Confiese, pues, yo lo que sé de mí; confiese también lo que de mí ignoro; porque lo que sé de mí lo sé porque tú me iluminas, y lo que de mí ignoro no lo sabré hasta tanto que mis tinieblas se conviertan en mediodía ante tu presencia.

De los sermones de san León Magno, papa

(Sermón 1 en la Natividad del Señor, 2. 3: PL 54,191-192)

María, antes de concebir corporalmente, concibió en su espíritu

page724image54385984

Dios elige a una virgen de la descendencia real de David; y esta virgen, destinada a llevar en su seno el fruto de una sagrada fecundación, antes de concebir corporalmente a su prole, divina y humana a la vez, la concibió en su espíritu. Y, para que no se espantara, ignorando los designios divinos, al observar en su cuerpo unos cambios inesperados, conoce, por la conversación con el ángel, lo que el Espíritu Santo ha de operar en ella. Y la que ha de ser Madre de Dios confía en que su virginidad ha de permanecer sin detrimento. ¿Por qué había de dudar de este nuevo género de concepción, si se le promete que el Altísimo pondrá en juego su poder? Su fe y su confianza quedan, además, confirmadas cuando el ángel le da una prueba de la eficacia maravillosa de este poder divino, haciéndole saber que Isabel ha obtenido también una inesperada fecundidad: el que es capaz de hacer concebir a una mujer estéril puede hacer lo mismo con una mujer virgen.

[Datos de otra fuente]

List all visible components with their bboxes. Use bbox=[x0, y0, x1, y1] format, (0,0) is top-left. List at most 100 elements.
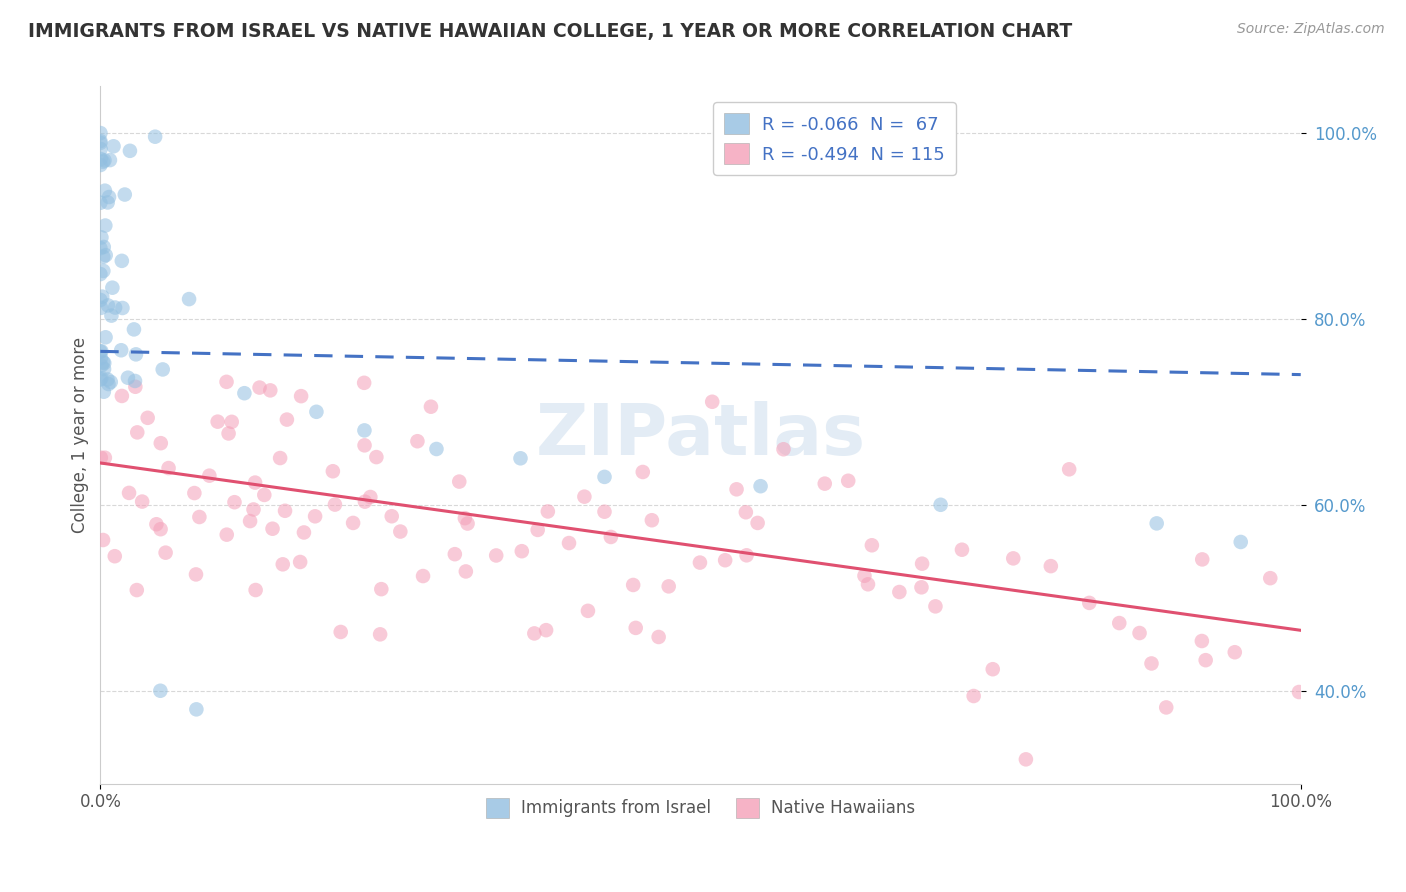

Así, pues, el Verbo de Dios, que es Dios, el Hijo de Dios, que en el principio estaba junto a Dios, por medio del cual se hizo todo, y sin el cual no se hizo nada, se hace hombre para librar al hombre de la muerte eterna; se abaja hasta asumir nuestra pequeñez, sin menguar por ello su majestad, de tal modo que, permaneciendo lo que era y asumiendo lo que no era, une la auténtica condición de esclavo a su condición divina, por la que es igual al Padre; la unión que establece entre ambas naturalezas es tan admirable, que ni la gloria de la divinidad absorbe la humanidad, ni la humanidad disminuye en nada la divinidad.

Quedando, pues, a salvo el carácter propio de cada una de las naturalezas, y unidas ambas en una sola persona, la majestad asume la humildad, el poder la debilidad, la eternidad la mortalidad; y, para saldar la deuda contraída por nuestra condición pecadora, la naturaleza invulnerable se une a la naturaleza pasible, Dios verdadero y hombre verdadero se conjugan armoniosamente en la única persona del Señor; de este modo, tal como convenía para nuestro remedio, el único y mismo mediador entre Dios y los hombres pudo a la vez morir y resucitar, por la conjunción en él de esta doble condición. Con razón, pues, este nacimiento salvador había de dejar intacta la virginidad de la madre, ya que fue a la vez salvaguarda del pudor y alumbramiento de la verdad.

Tal era, amadísimos, la clase de nacimiento que convenía a Cristo, fuerza y sabiduría de Dios; con él se mostró igual a nosotros por su humanidad, superior a nosotros por su divinidad. Si no hubiera sido Dios verdadero, no hubiera podido remediar nuestra situación; si no hubiera sido hombre verdadero, no hubiera podido darnos ejemplo.

Por eso, al nacer el Señor, los ángeles cantan llenos de gozo: Gloria a Dios en el cielo, y proclaman: y en la tierra paz a los hombres que ama el Señor. Ellos ven, en efecto, que la Jerusalén celestial se va edificando por medio de todas las naciones del orbe. ¿Cómo, pues, no habría de alegrarse la pequeñez humana ante esta obra inenarrable de la misericordia divina, cuando incluso los coros sublimes de los ángeles encontraban en ella un gozo tan intenso?